At the end of the war, she changed her name from Pohl to Pol, which meant that investigators looking for war criminals from the camp could not find her in the population register and she lived in Łódź unhindered for the next 25 years.
Incredibly, she maintained contact with some of the girls from the camp who had been her informers, having bribed them with extra bread and softer beatings.
Later, she even joined a group for former concentration camp prisoners and helped those from the camp seeking compensation by confirming that they had in fact been prisoners in Łódź.
The situation changed when, in the early 1960s, Wiesław Jażdżyński published a book about the camp.
The case attracted the interest of war crime investigators in Łódź and Pol was arrested on 12 December 1970.
At her trial, she pleaded not guilty. “I swear before God that I did no harm to anyone. That I did not beat the children much. If I did beat them, I was only following orders and so as not to do them great harm.
“I carried a stick every day, but only so that the Germans would not see that I was too good. I hit lightly with it so it wouldn't hurt.”
“The girls wanted me to be the one to carry out the caning punishment, because I would tell them to put something on themselves, such as a jumper, or even give them a pillow. The girls pretended to be in pain, shouting to make everyone think I was beating them.
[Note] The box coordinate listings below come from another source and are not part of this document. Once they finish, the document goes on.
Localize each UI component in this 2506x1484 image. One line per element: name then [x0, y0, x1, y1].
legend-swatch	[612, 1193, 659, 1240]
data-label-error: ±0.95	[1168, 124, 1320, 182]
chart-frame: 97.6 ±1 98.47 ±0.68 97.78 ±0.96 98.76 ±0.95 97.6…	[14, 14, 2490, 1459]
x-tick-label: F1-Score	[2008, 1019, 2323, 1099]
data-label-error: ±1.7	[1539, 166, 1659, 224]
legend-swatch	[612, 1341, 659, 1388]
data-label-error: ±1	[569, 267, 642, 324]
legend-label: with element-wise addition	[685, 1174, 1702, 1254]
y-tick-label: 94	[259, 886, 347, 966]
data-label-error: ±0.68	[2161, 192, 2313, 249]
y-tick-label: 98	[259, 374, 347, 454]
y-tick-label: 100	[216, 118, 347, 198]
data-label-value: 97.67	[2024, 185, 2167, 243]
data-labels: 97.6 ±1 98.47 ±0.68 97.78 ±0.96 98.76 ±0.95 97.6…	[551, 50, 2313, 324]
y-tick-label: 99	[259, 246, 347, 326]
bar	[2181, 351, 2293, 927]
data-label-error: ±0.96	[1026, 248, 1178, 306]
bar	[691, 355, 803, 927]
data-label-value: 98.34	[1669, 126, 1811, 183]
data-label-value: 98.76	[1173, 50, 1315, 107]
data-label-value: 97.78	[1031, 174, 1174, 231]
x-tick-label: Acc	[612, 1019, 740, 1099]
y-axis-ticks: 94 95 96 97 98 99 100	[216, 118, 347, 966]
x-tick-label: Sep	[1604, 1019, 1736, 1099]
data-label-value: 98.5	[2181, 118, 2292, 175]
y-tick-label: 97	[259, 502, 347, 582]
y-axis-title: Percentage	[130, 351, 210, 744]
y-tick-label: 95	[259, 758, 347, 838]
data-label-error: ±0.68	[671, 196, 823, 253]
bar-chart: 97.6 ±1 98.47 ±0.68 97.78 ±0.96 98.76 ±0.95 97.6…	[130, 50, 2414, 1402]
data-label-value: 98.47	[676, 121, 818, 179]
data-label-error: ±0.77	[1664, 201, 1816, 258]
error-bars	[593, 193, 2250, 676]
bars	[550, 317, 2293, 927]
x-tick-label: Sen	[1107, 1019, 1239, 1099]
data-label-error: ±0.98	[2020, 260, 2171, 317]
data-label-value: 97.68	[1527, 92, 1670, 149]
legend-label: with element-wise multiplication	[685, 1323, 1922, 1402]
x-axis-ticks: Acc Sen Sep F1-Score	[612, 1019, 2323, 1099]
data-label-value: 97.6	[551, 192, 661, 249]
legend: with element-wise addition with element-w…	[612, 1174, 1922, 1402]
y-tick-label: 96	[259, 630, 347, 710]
I made them wet their eyes with water so that others could see them supposedly crying.”
At the first trial Pol was found not guilty of the murder of two children Urszula Kaczmarek and Danuta Jakubowska.
The case of Kaczmarek was particularly tragic. Caught by Pol stealing food, she beat her so badly that her intestines spilled out.
As Kaczmarek lay covered in her own faeces and urine, Pol tortured her by probing her open wound with a stick. She died soon after.
At the second trial in 1974, Pol was finally found guilty and sentenced to 25 years in prison. Her sentence was commuted and she was released in 1989.
She never admitted her guilt and lived out the rest of her life in peace in Łódź, never marrying or having children. She died in 2003 and is buried in a family plot in a cemetery in Łódź alongside her mother, father and brother.